For my role as a ’reader’, I decided to go the ‘computable/DH’ route, and also approached this as a sound project: 1. I chose the reactions of the narrator each time Bartleby uttered “I prefer not to” – whatever he says or does immediately following the utterance. We could perhaps then see how they contrasted (or not) Bartleby’s monotone presence. We could see the score (as in musical score) that’s in the text. 2. I used an AI powered (which minimizes the robotic-ness) text to speech tool. I recorded them onto my phone from my computer, which added a lot of glitch (the distance + my computer’s damaged sound card). I am fairly fond of experimental music and used to do a radio show (where I got phone calls like ‘hey your signal is broken’ to which I had to respond ‘no, that’s actually what I am playing on my show’), so my individual contribution as well as my suggestions to the group/group process were very much influenced by that. I had also been part of music improvisation groups, where each person contributed to the sound created in their own individual way, so to me, our audio project was in line with those creative endeavors.

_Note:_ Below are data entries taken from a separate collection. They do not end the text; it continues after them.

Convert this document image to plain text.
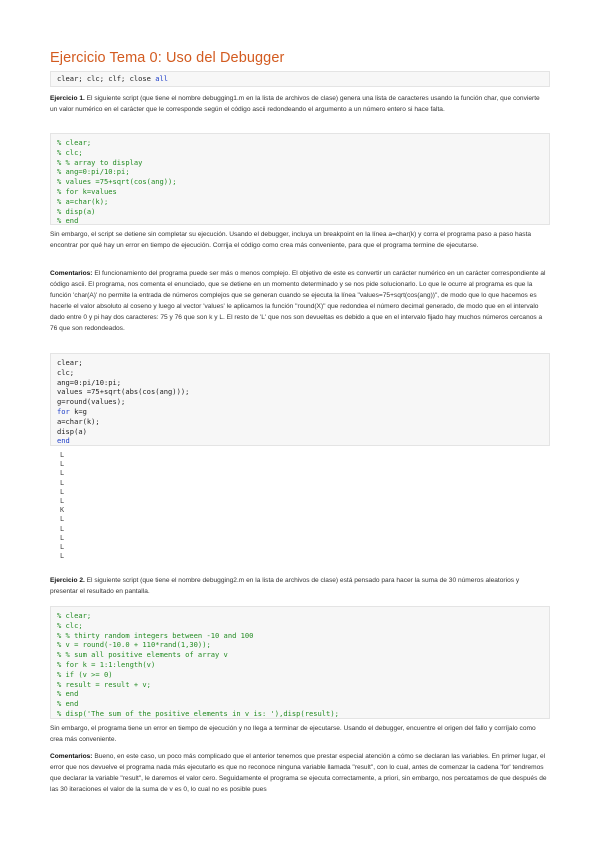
Ejercicio Tema 0: Uso del Debugger
clear; clc; clf; close all
Ejercicio 1. El siguiente script (que tiene el nombre debugging1.m en la lista de archivos de clase) genera una lista de caracteres usando la función char, que convierte un valor numérico en el carácter que le corresponde según el código ascii redondeando el argumento a un número entero si hace falta.
% clear;
% clc;
% % array to display
% ang=0:pi/10:pi;
% values =75+sqrt(cos(ang));
% for k=values
% a=char(k);
% disp(a)
% end
Sin embargo, el script se detiene sin completar su ejecución. Usando el debugger, incluya un breakpoint en la línea a=char(k) y corra el programa paso a paso hasta encontrar por qué hay un error en tiempo de ejecución. Corrija el código como crea más conveniente, para que el programa termine de ejecutarse.
Comentarios: El funcionamiento del programa puede ser más o menos complejo. El objetivo de este es convertir un carácter numérico en un carácter correspondiente al código ascii. El programa, nos comenta el enunciado, que se detiene en un momento determinado y se nos pide solucionarlo. Lo que le ocurre al programa es que la función 'char(A)' no permite la entrada de números complejos que se generan cuando se ejecuta la línea "values=75+sqrt(cos(ang))", de modo que lo que hacemos es hacerle el valor absoluto al coseno y luego al vector 'values' le aplicamos la función "round(X)" que redondea el número decimal generado, de modo que en el intervalo dado entre 0 y pi hay dos caracteres: 75 y 76 que son k y L. El resto de 'L' que nos son devueltas es debido a que en el intervalo fijado hay muchos números cercanos a 76 que son redondeados.
clear;
clc;
ang=0:pi/10:pi;
values =75+sqrt(abs(cos(ang)));
g=round(values);
for k=g
a=char(k);
disp(a)
end
L
L
L
L
L
L
K
L
L
L
L
L
Ejercicio 2. El siguiente script (que tiene el nombre debugging2.m en la lista de archivos de clase) está pensado para hacer la suma de 30 números aleatorios y presentar el resultado en pantalla.
% clear;
% clc;
% % thirty random integers between -10 and 100
% v = round(-10.0 + 110*rand(1,30));
% % sum all positive elements of array v
% for k = 1:1:length(v)
% if (v >= 0)
% result = result + v;
% end
% end
% disp('The sum of the positive elements in v is: '),disp(result);
Sin embargo, el programa tiene un error en tiempo de ejecución y no llega a terminar de ejecutarse. Usando el debugger, encuentre el origen del fallo y corríjalo como crea más conveniente.
Comentarios: Bueno, en este caso, un poco más complicado que el anterior tenemos que prestar especial atención a cómo se declaran las variables. En primer lugar, el error que nos devuelve el programa nada más ejecutarlo es que no reconoce ninguna variable llamada "result", con lo cual, antes de comenzar la cadena 'for' tendremos que declarar la variable "result", le daremos el valor cero. Seguidamente el programa se ejecuta correctamente, a priori, sin embargo, nos percatamos de que después de las 30 iteraciones el valor de la suma de v es 0, lo cual no es posible pues
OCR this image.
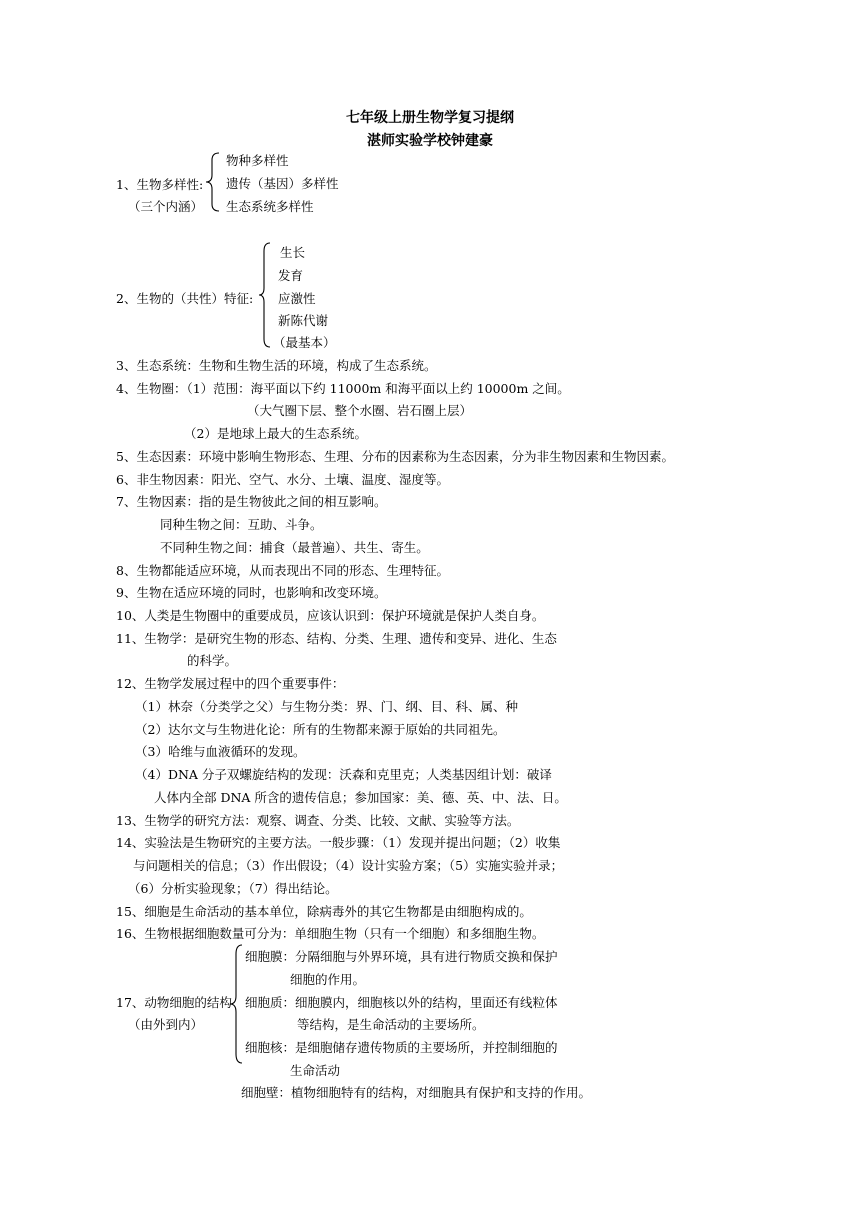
七年级上册生物学复习提纲
湛师实验学校钟建豪
物种多样性
遗传（基因）多样性
生态系统多样性
1、生物多样性:
（三个内涵）
生长
发育
应激性
新陈代谢
（最基本）
2、生物的（共性）特征:
3、生态系统：生物和生物生活的环境，构成了生态系统。
4、生物圈：（1）范围：海平面以下约 11000m 和海平面以上约 10000m 之间。
（大气圈下层、整个水圈、岩石圈上层）
（2）是地球上最大的生态系统。
5、生态因素：环境中影响生物形态、生理、分布的因素称为生态因素，分为非生物因素和生物因素。
6、非生物因素：阳光、空气、水分、土壤、温度、湿度等。
7、生物因素：指的是生物彼此之间的相互影响。
同种生物之间：互助、斗争。
不同种生物之间：捕食（最普遍）、共生、寄生。
8、生物都能适应环境，从而表现出不同的形态、生理特征。
9、生物在适应环境的同时，也影响和改变环境。
10、人类是生物圈中的重要成员，应该认识到：保护环境就是保护人类自身。
11、生物学：是研究生物的形态、结构、分类、生理、遗传和变异、进化、生态
的科学。
12、生物学发展过程中的四个重要事件：
（1）林奈（分类学之父）与生物分类：界、门、纲、目、科、属、种
（2）达尔文与生物进化论：所有的生物都来源于原始的共同祖先。
（3）哈维与血液循环的发现。
（4）DNA 分子双螺旋结构的发现：沃森和克里克；人类基因组计划：破译
人体内全部 DNA 所含的遗传信息；参加国家：美、德、英、中、法、日。
13、生物学的研究方法：观察、调查、分类、比较、文献、实验等方法。
14、实验法是生物研究的主要方法。一般步骤：（1）发现并提出问题；（2）收集
与问题相关的信息；（3）作出假设；（4）设计实验方案；（5）实施实验并录；
（6）分析实验现象；（7）得出结论。
15、细胞是生命活动的基本单位，除病毒外的其它生物都是由细胞构成的。
16、生物根据细胞数量可分为：单细胞生物（只有一个细胞）和多细胞生物。
细胞膜：分隔细胞与外界环境，具有进行物质交换和保护
细胞的作用。
细胞质：细胞膜内，细胞核以外的结构，里面还有线粒体
等结构，是生命活动的主要场所。
细胞核：是细胞储存遗传物质的主要场所，并控制细胞的
生命活动
17、动物细胞的结构
（由外到内）
细胞壁：植物细胞特有的结构，对细胞具有保护和支持的作用。
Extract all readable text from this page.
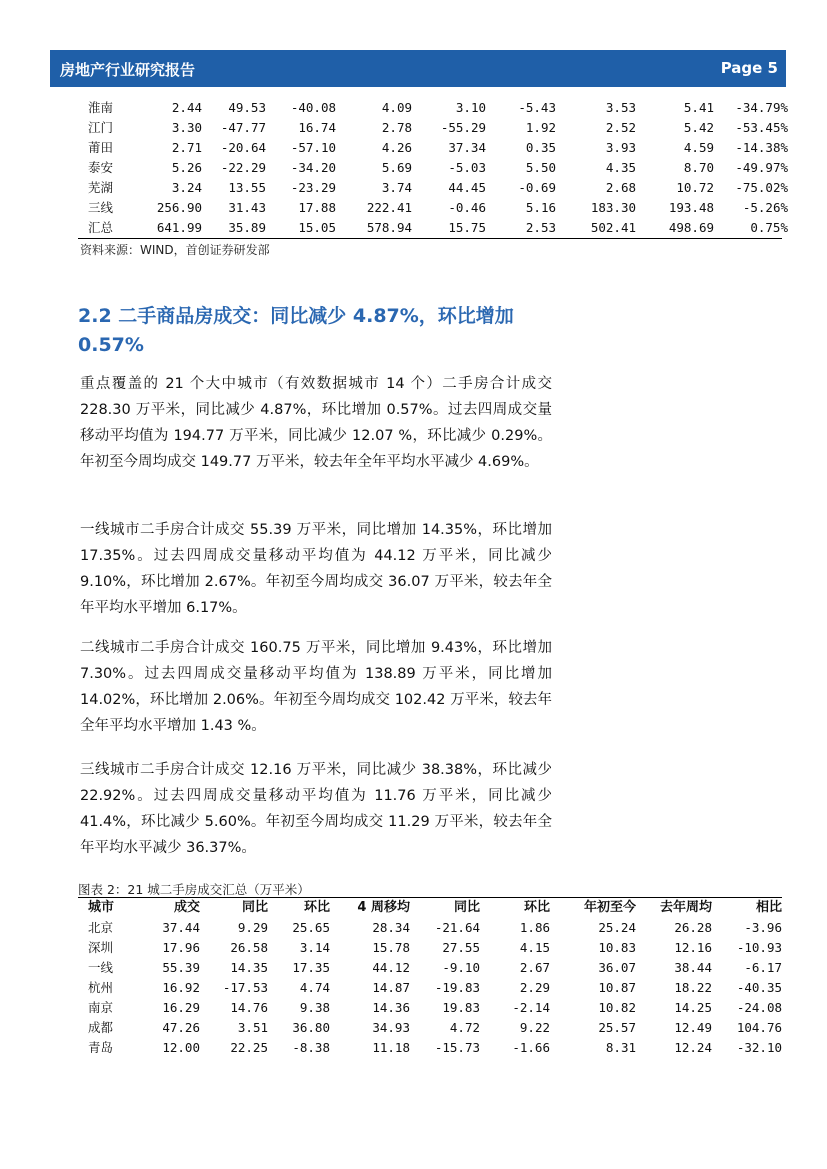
房地产行业研究报告	Page 5
淮南	2.44	49.53	-40.08	4.09	3.10	-5.43	3.53	5.41	-34.79%
江门	3.30	-47.77	16.74	2.78	-55.29	1.92	2.52	5.42	-53.45%
莆田	2.71	-20.64	-57.10	4.26	37.34	0.35	3.93	4.59	-14.38%
泰安	5.26	-22.29	-34.20	5.69	-5.03	5.50	4.35	8.70	-49.97%
芜湖	3.24	13.55	-23.29	3.74	44.45	-0.69	2.68	10.72	-75.02%
三线	256.90	31.43	17.88	222.41	-0.46	5.16	183.30	193.48	-5.26%
汇总	641.99	35.89	15.05	578.94	15.75	2.53	502.41	498.69	0.75%
资料来源：WIND，首创证券研发部
2.2 二手商品房成交：同比减少 4.87%，环比增加 0.57%
重点覆盖的 21 个大中城市（有效数据城市 14 个）二手房合计成交 228.30 万平米，同比减少 4.87%，环比增加 0.57%。过去四周成交量移动平均值为 194.77 万平米，同比减少 12.07 %，环比减少 0.29%。年初至今周均成交 149.77 万平米，较去年全年平均水平减少 4.69%。
一线城市二手房合计成交 55.39 万平米，同比增加 14.35%，环比增加 17.35%。过去四周成交量移动平均值为 44.12 万平米，同比减少 9.10%，环比增加 2.67%。年初至今周均成交 36.07 万平米，较去年全年平均水平增加 6.17%。
二线城市二手房合计成交 160.75 万平米，同比增加 9.43%，环比增加 7.30%。过去四周成交量移动平均值为 138.89 万平米，同比增加 14.02%，环比增加 2.06%。年初至今周均成交 102.42 万平米，较去年全年平均水平增加 1.43 %。
三线城市二手房合计成交 12.16 万平米，同比减少 38.38%，环比减少 22.92%。过去四周成交量移动平均值为 11.76 万平米，同比减少 41.4%，环比减少 5.60%。年初至今周均成交 11.29 万平米，较去年全年平均水平减少 36.37%。
图表 2：21 城二手房成交汇总（万平米）
城市	成交	同比	环比	4 周移均	同比	环比	年初至今	去年周均	相比
北京	37.44	9.29	25.65	28.34	-21.64	1.86	25.24	26.28	-3.96
深圳	17.96	26.58	3.14	15.78	27.55	4.15	10.83	12.16	-10.93
一线	55.39	14.35	17.35	44.12	-9.10	2.67	36.07	38.44	-6.17
杭州	16.92	-17.53	4.74	14.87	-19.83	2.29	10.87	18.22	-40.35
南京	16.29	14.76	9.38	14.36	19.83	-2.14	10.82	14.25	-24.08
成都	47.26	3.51	36.80	34.93	4.72	9.22	25.57	12.49	104.76
青岛	12.00	22.25	-8.38	11.18	-15.73	-1.66	8.31	12.24	-32.10
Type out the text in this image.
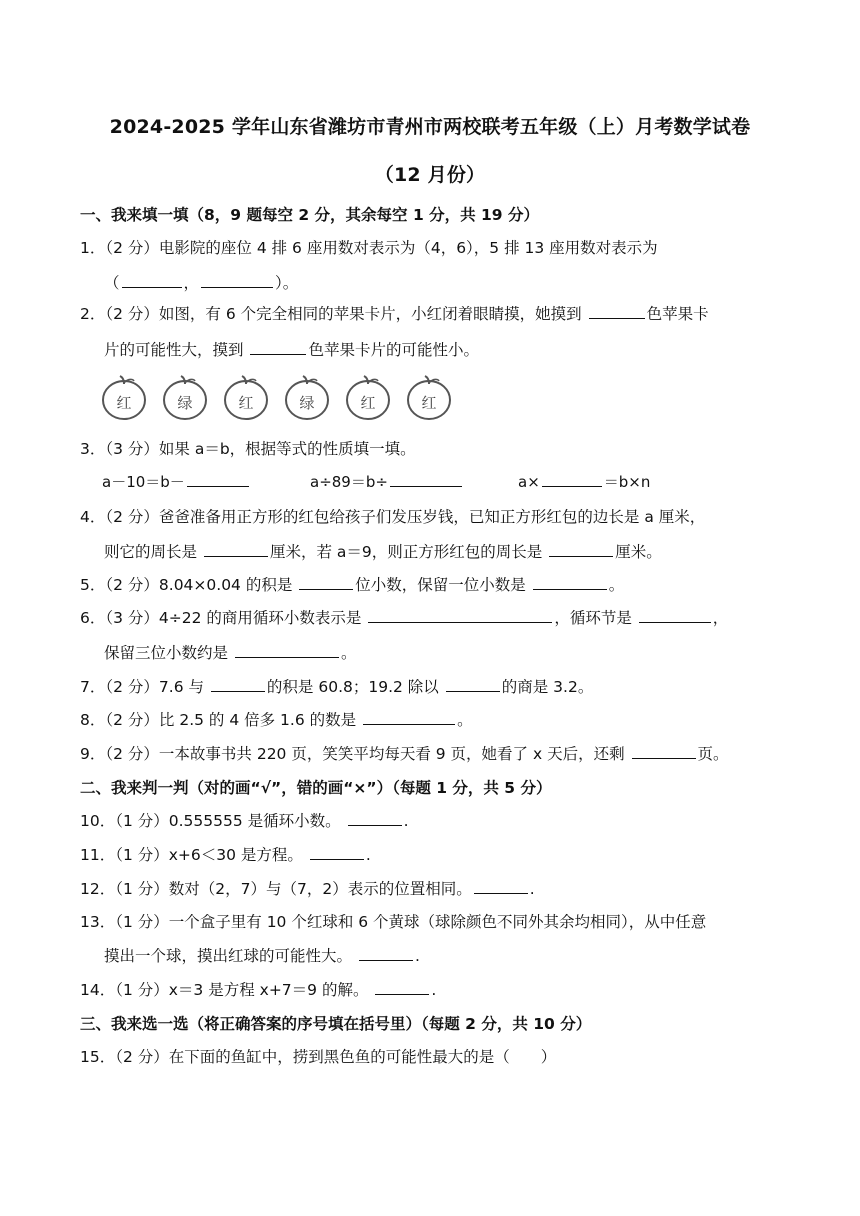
2024-2025 学年山东省潍坊市青州市两校联考五年级（上）月考数学试卷
（12 月份）
一、我来填一填（8，9 题每空 2 分，其余每空 1 分，共 19 分）
1．（2 分）电影院的座位 4 排 6 座用数对表示为（4，6），5 排 13 座用数对表示为
（	，	）。
2．（2 分）如图，有 6 个完全相同的苹果卡片，小红闭着眼睛摸，她摸到	色苹果卡
片的可能性大，摸到	色苹果卡片的可能性小。
红	绿	红	绿	红	红
3．（3 分）如果 a＝b，根据等式的性质填一填。
a－10＝b－	a÷89＝b÷	a×	＝b×n
4．（2 分）爸爸准备用正方形的红包给孩子们发压岁钱，已知正方形红包的边长是 a 厘米，
则它的周长是	厘米，若 a＝9，则正方形红包的周长是	厘米。
5．（2 分）8.04×0.04 的积是	位小数，保留一位小数是	。
6．（3 分）4÷22 的商用循环小数表示是	，循环节是	，
保留三位小数约是	。
7．（2 分）7.6 与	的积是 60.8；19.2 除以	的商是 3.2。
8．（2 分）比 2.5 的 4 倍多 1.6 的数是	。
9．（2 分）一本故事书共 220 页，笑笑平均每天看 9 页，她看了 x 天后，还剩	页。
二、我来判一判（对的画“√”，错的画“×”）（每题 1 分，共 5 分）
10．（1 分）0.555555 是循环小数。	.
11．（1 分）x+6＜30 是方程。	.
12．（1 分）数对（2，7）与（7，2）表示的位置相同。	.
13．（1 分）一个盒子里有 10 个红球和 6 个黄球（球除颜色不同外其余均相同），从中任意
摸出一个球，摸出红球的可能性大。	.
14．（1 分）x＝3 是方程 x+7＝9 的解。	.
三、我来选一选（将正确答案的序号填在括号里）（每题 2 分，共 10 分）
15．（2 分）在下面的鱼缸中，捞到黑色鱼的可能性最大的是（　　）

I was completely fascinated by the final outcome -it was like one of my radio shows in one sense 🙂 : my teammate Lisa’s fantastic voice and reading of her own parts, my teammate Ostap’s equally fantastic but at the same time completely different reading of his part, all of our different voices/reading styles combined, and the amazing editing job done by Maggi, all made for a very interesting audio project/product to listen to. Kevin pulled all our ideas together greatly so I could better reflect on our project. One could just as well see this as an experimental radio play where we hacked Bartleby in such a way that not only we -the performer/producers- contributed idiosyncratically, but also the listeners would inevitably hear and make sense of it in idiosyncratic ways (love/hate it, focus on completely different parts or aspects of it, etc). While this is true for any sort of reading/sense making, the nature of this audio project might lend itself to further diverse ways of reception. Referring to Benjamin’s Storyteller here – how would they remember/reproduce our version of Bartleby?
Our project made me reconsider my take on audio books. I have so far enjoyed being the isolated reader that Benjamin describes – one who, as he perfectly put it- “seizes upon [her] material more jealously than anyone else… ready to make it completely [her] own” (p. 100). I wanted to read and process words in my own way. May be re-read them, may be slower or faster, may be forget they were there, may be think about how I wold translate them, etc. I did not want anyone else’s imagination in the imaginary worlds that I created and so enjoyed. Even though I love experimental works – opening my mind to the unusual, the edges of others’ imagination. To me, those (reading unintruded vs being open to anything that might come my way) were separate joys. I have now decided that this is indeed a good take, I can listen to audio books as audio projects, not necessarily a replacement of novel-reading, but an experience entirely its own.